The OFT has published an updated version of its 'frequently asked questions on competition law and the bus industry,' providing guidance on interaction between competitors, ticketing, fares and procedures for bringing complaints and seeking advice.

On 5 December 2005, the Competition Act 1998 (Public Transport Ticketing Schemes Block Exemption) (Amendment) Order 2005 (SI 2005/3347) was made. This Order amends the Competition Act 1998 (Public Transport Ticketing Schemes Block Exemption) Order 2001 (SI 2001/319) (the block exemption) which provides a block exemption from the application of Chapter I of the Competition Act 1998 to certain public transport ticketing schemes for local public transport services. A guidance note on frequently asked question was published to provide answers to questions that commonly arise relating to the application of competition law to the bus industry.
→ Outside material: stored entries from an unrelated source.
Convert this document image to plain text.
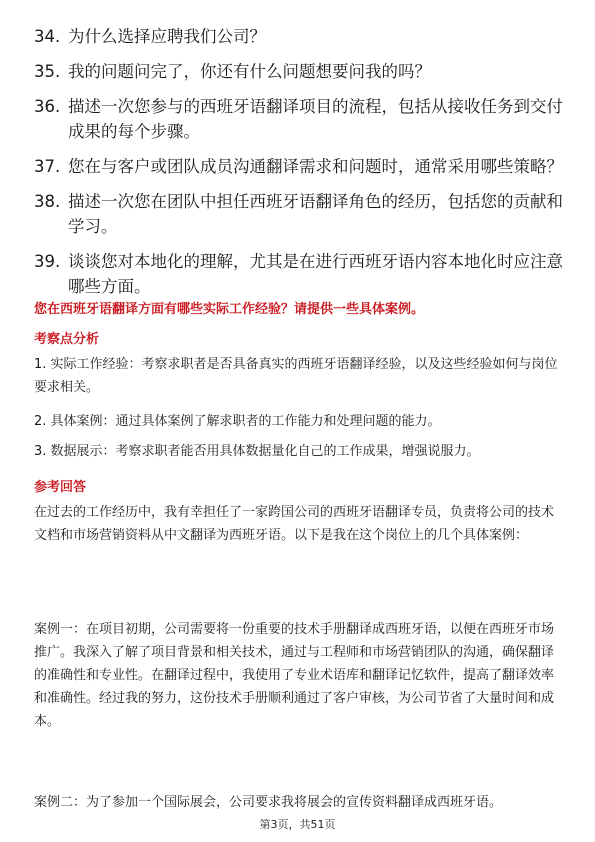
34. 为什么选择应聘我们公司？
35. 我的问题问完了，你还有什么问题想要问我的吗？
36. 描述一次您参与的西班牙语翻译项目的流程，包括从接收任务到交付成果的每个步骤。
37. 您在与客户或团队成员沟通翻译需求和问题时，通常采用哪些策略？
38. 描述一次您在团队中担任西班牙语翻译角色的经历，包括您的贡献和学习。
39. 谈谈您对本地化的理解，尤其是在进行西班牙语内容本地化时应注意哪些方面。
您在西班牙语翻译方面有哪些实际工作经验？请提供一些具体案例。
考察点分析

1. 实际工作经验：考察求职者是否具备真实的西班牙语翻译经验，以及这些经验如何与岗位要求相关。

2. 具体案例：通过具体案例了解求职者的工作能力和处理问题的能力。

3. 数据展示：考察求职者能否用具体数据量化自己的工作成果，增强说服力。

参考回答

在过去的工作经历中，我有幸担任了一家跨国公司的西班牙语翻译专员，负责将公司的技术文档和市场营销资料从中文翻译为西班牙语。以下是我在这个岗位上的几个具体案例：

案例一：在项目初期，公司需要将一份重要的技术手册翻译成西班牙语，以便在西班牙市场推广。我深入了解了项目背景和相关技术，通过与工程师和市场营销团队的沟通，确保翻译的准确性和专业性。在翻译过程中，我使用了专业术语库和翻译记忆软件，提高了翻译效率和准确性。经过我的努力，这份技术手册顺利通过了客户审核，为公司节省了大量时间和成本。

案例二：为了参加一个国际展会，公司要求我将展会的宣传资料翻译成西班牙语。

第3页，共51页
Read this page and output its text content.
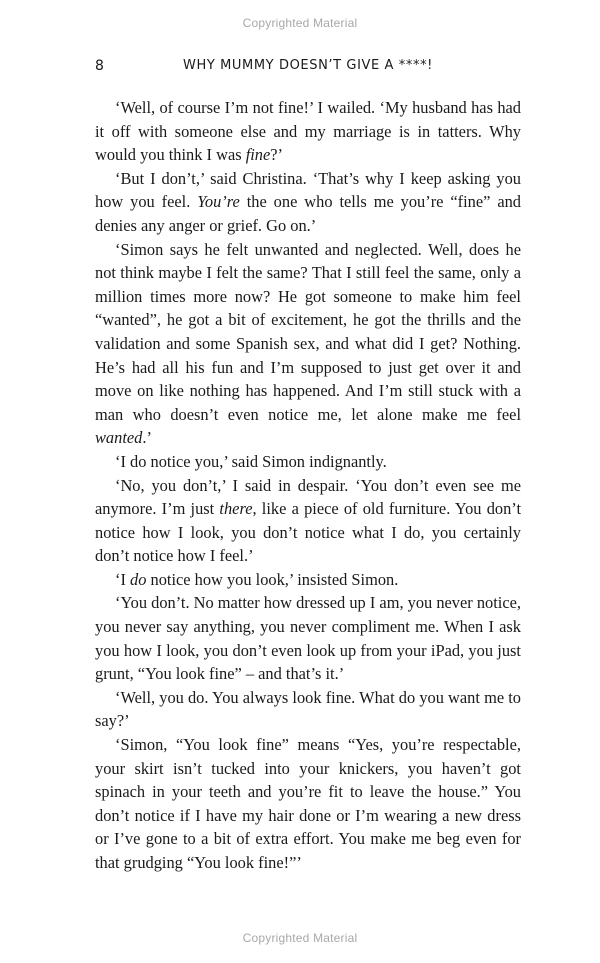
Copyrighted Material
8	WHY MUMMY DOESN’T GIVE A ****!

‘Well, of course I’m not fine!’ I wailed. ‘My husband has had it off with someone else and my marriage is in tatters. Why would you think I was fine?’

‘But I don’t,’ said Christina. ‘That’s why I keep asking you how you feel. You’re the one who tells me you’re “fine” and denies any anger or grief. Go on.’

‘Simon says he felt unwanted and neglected. Well, does he not think maybe I felt the same? That I still feel the same, only a million times more now? He got someone to make him feel “wanted”, he got a bit of excitement, he got the thrills and the validation and some Spanish sex, and what did I get? Nothing. He’s had all his fun and I’m supposed to just get over it and move on like nothing has happened. And I’m still stuck with a man who doesn’t even notice me, let alone make me feel wanted.’

‘I do notice you,’ said Simon indignantly.

‘No, you don’t,’ I said in despair. ‘You don’t even see me anymore. I’m just there, like a piece of old furniture. You don’t notice how I look, you don’t notice what I do, you certainly don’t notice how I feel.’

‘I do notice how you look,’ insisted Simon.

‘You don’t. No matter how dressed up I am, you never notice, you never say anything, you never compliment me. When I ask you how I look, you don’t even look up from your iPad, you just grunt, “You look fine” – and that’s it.’

‘Well, you do. You always look fine. What do you want me to say?’

‘Simon, “You look fine” means “Yes, you’re respectable, your skirt isn’t tucked into your knickers, you haven’t got spinach in your teeth and you’re fit to leave the house.” You don’t notice if I have my hair done or I’m wearing a new dress or I’ve gone to a bit of extra effort. You make me beg even for that grudging “You look fine!”’

Copyrighted Material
In July the OFT published a provisional updated version of these guidelines which can be found on the OFT's website. The guidelines covers issues such as the following:

  • Competition law and the bus industry – answers questions on why competition law applies to the bus industry and how the application of competition law fits in with the government's policy to promote bus usage.
  • Ticketing and fares – answers various questions about the legality under competition law of different types of ticketing schemes. It explains the general scope of application of the block exemption, as revised. Some of the answers are stated to be interim answers, pending the publication of the final version of the revised guideline.
  • Equal headways, common timetables and joint services – answers questions about issues such as the extent to which bus operators can reach agreements to co-ordinate timetable changes, the frequency of their services and the joint running of services.
  • The Transport Act competition test and local authority tendering – answers certain questions concerning the competition test in the Transport Act 2000.
  • Complaints about possible breaches of competition law – a brief explanation of how complaints about other operators can be brought to the OFT's attention. It also explains how a bus operator might be able to spot if a dominant operator in a particular area is acting in a predatory fashion, e.g. flooding a route with buses or charging unprofitably low fares, driving a rival from the market.